If the President were presented with this legislation, his senior advisors would recommend that he veto this bill.
This is a steaming pile of manure. It cites to Roe v. Wade without understanding it, and which completely ignores Casey, all in an effort to give women unfettered abortion rights from conception through to some moment after delivery. Reading the statement, it’s difficult to remember that our President is a Harvard Law graduate and former constitutional law professor. I mean, we know he didn’t author it himself, but how in the world could he have put his imprimatur on it?

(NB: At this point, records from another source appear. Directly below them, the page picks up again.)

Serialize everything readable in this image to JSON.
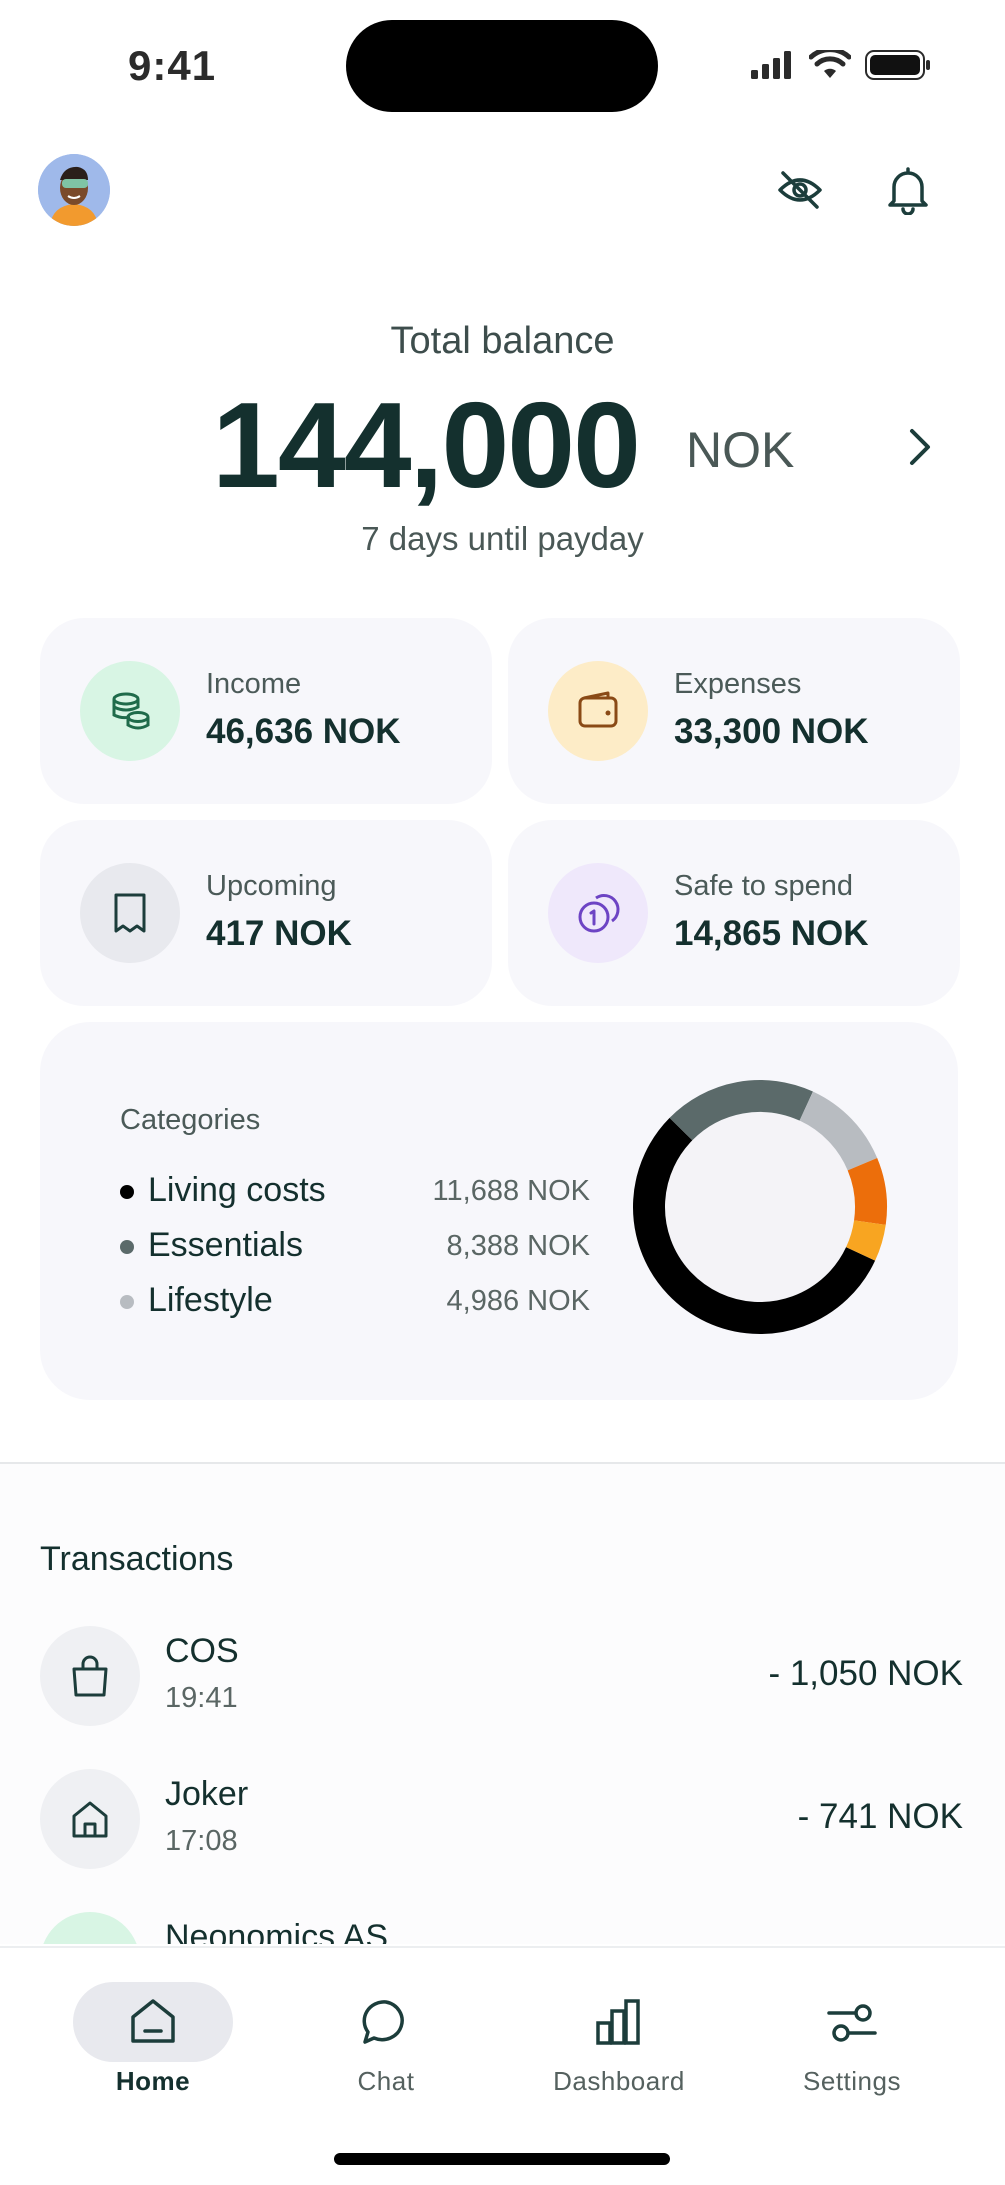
{
  "status_bar": {
    "time": "9:41"
  },
  "balance": {
    "label": "Total balance",
    "amount": "144,000",
    "currency": "NOK",
    "payday_text": "7 days until payday"
  },
  "summary_cards": [
    {
      "label": "Income",
      "value": "46,636 NOK",
      "icon": "coins-icon",
      "color": "#d8f5e4"
    },
    {
      "label": "Expenses",
      "value": "33,300 NOK",
      "icon": "wallet-icon",
      "color": "#fdecc7"
    },
    {
      "label": "Upcoming",
      "value": "417 NOK",
      "icon": "receipt-icon",
      "color": "#e8e9ee"
    },
    {
      "label": "Safe to spend",
      "value": "14,865 NOK",
      "icon": "coin-stack-icon",
      "color": "#efe8fb"
    }
  ],
  "categories": {
    "title": "Categories",
    "items": [
      {
        "name": "Living costs",
        "amount": "11,688 NOK",
        "color": "#000000"
      },
      {
        "name": "Essentials",
        "amount": "8,388 NOK",
        "color": "#5b6a6a"
      },
      {
        "name": "Lifestyle",
        "amount": "4,986 NOK",
        "color": "#b8bcc1"
      }
    ]
  },
  "chart_data": {
    "type": "pie",
    "variant": "donut",
    "segments": [
      {
        "value": 11688,
        "color": "#000000"
      },
      {
        "value": 4100,
        "color": "#5b6a6a"
      },
      {
        "value": 2500,
        "color": "#b8bcc1"
      },
      {
        "value": 1800,
        "color": "#ec6e0b"
      },
      {
        "value": 1000,
        "color": "#f8a521"
      }
    ]
  },
  "transactions": {
    "title": "Transactions",
    "items": [
      {
        "name": "COS",
        "time": "19:41",
        "amount": "- 1,050 NOK",
        "icon": "shopping-bag-icon"
      },
      {
        "name": "Joker",
        "time": "17:08",
        "amount": "- 741 NOK",
        "icon": "house-icon"
      },
      {
        "name": "Neonomics AS",
        "time": "",
        "amount": "",
        "icon": "coins-icon"
      }
    ]
  },
  "tabs": [
    {
      "label": "Home",
      "icon": "home-icon",
      "active": true
    },
    {
      "label": "Chat",
      "icon": "chat-icon",
      "active": false
    },
    {
      "label": "Dashboard",
      "icon": "bar-chart-icon",
      "active": false
    },
    {
      "label": "Settings",
      "icon": "sliders-icon",
      "active": false
    }
  ]
}
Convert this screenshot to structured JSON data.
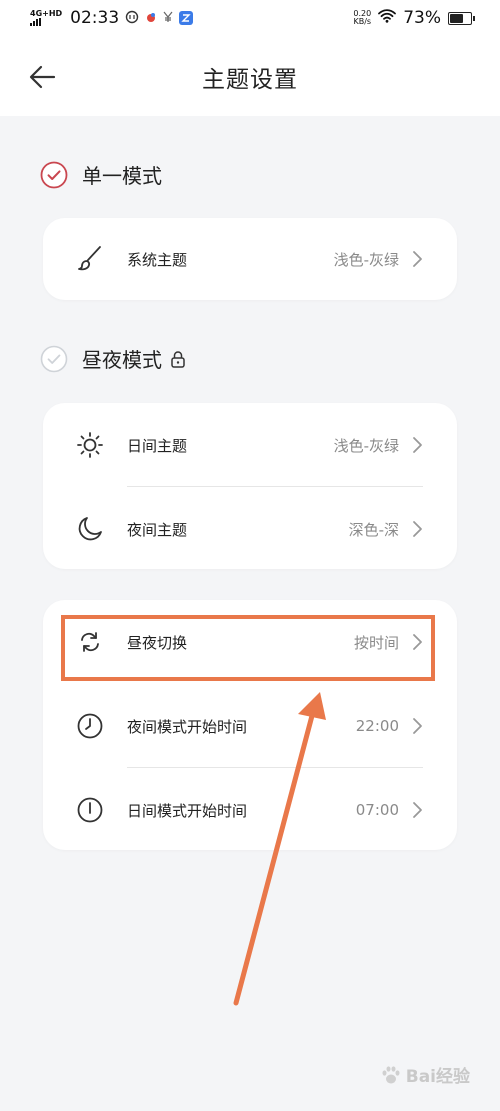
{
  "status_bar": {
    "network": "4G+HD",
    "time": "02:33",
    "speed_value": "0.20",
    "speed_unit": "KB/s",
    "battery": "73%",
    "battery_level": 0.73
  },
  "header": {
    "title": "主题设置",
    "back_icon": "arrow-left-icon"
  },
  "single_mode": {
    "label": "单一模式",
    "selected": true,
    "accent_color": "#c9464f",
    "rows": [
      {
        "label": "系统主题",
        "value": "浅色-灰绿",
        "icon": "brush-icon"
      }
    ]
  },
  "day_night_mode": {
    "label": "昼夜模式",
    "selected": false,
    "locked": true,
    "themes": [
      {
        "label": "日间主题",
        "value": "浅色-灰绿",
        "icon": "sun-icon"
      },
      {
        "label": "夜间主题",
        "value": "深色-深",
        "icon": "moon-icon"
      }
    ],
    "schedule": [
      {
        "label": "昼夜切换",
        "value": "按时间",
        "icon": "switch-icon"
      },
      {
        "label": "夜间模式开始时间",
        "value": "22:00",
        "icon": "clock-icon"
      },
      {
        "label": "日间模式开始时间",
        "value": "07:00",
        "icon": "clock-icon"
      }
    ]
  },
  "annotation": {
    "color": "#e9784a"
  },
  "watermark": {
    "text": "Bai经验"
  }
}
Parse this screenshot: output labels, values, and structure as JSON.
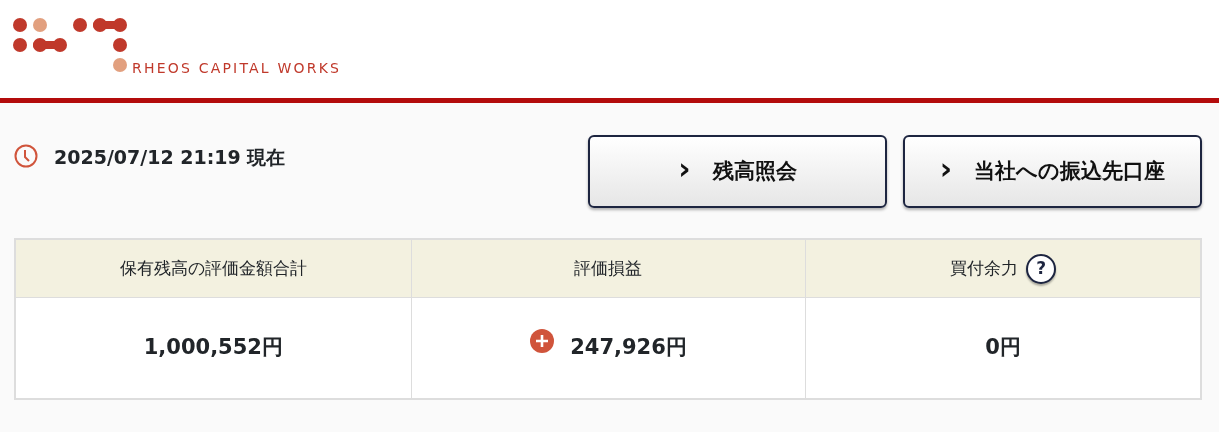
{
  "logo": {
    "text": "RHEOS CAPITAL WORKS"
  },
  "as_of": {
    "text": "2025/07/12 21:19 現在"
  },
  "buttons": [
    {
      "chevron": "›",
      "label": "残高照会"
    },
    {
      "chevron": "›",
      "label": "当社への振込先口座"
    }
  ],
  "summary": [
    {
      "heading": "保有残高の評価金額合計",
      "value": "1,000,552円"
    },
    {
      "heading": "評価損益",
      "value": "247,926円",
      "gain": true
    },
    {
      "heading": "買付余力",
      "value": "0円",
      "help": "?"
    }
  ]
}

I’ve commented before on the factual dishonesty of the abortion debate. Abortion proponents pretend that we’re living in the 1950s, when out-of-wedlock pregnancy was a stigma, not a commonplace. I guess it’s unsurprising that the intellectual debate would be equally dishonest. One could say that the good thing about mass murderer Kermit Gosnell is that his “post-birth” abortions have brought to light the intellectual paucity of the Democrat party when it comes to abortion. The Supreme Court has insisted on a balancing act, and the Democrats have responded by putting their thumb firmly on the abortion side of the scale.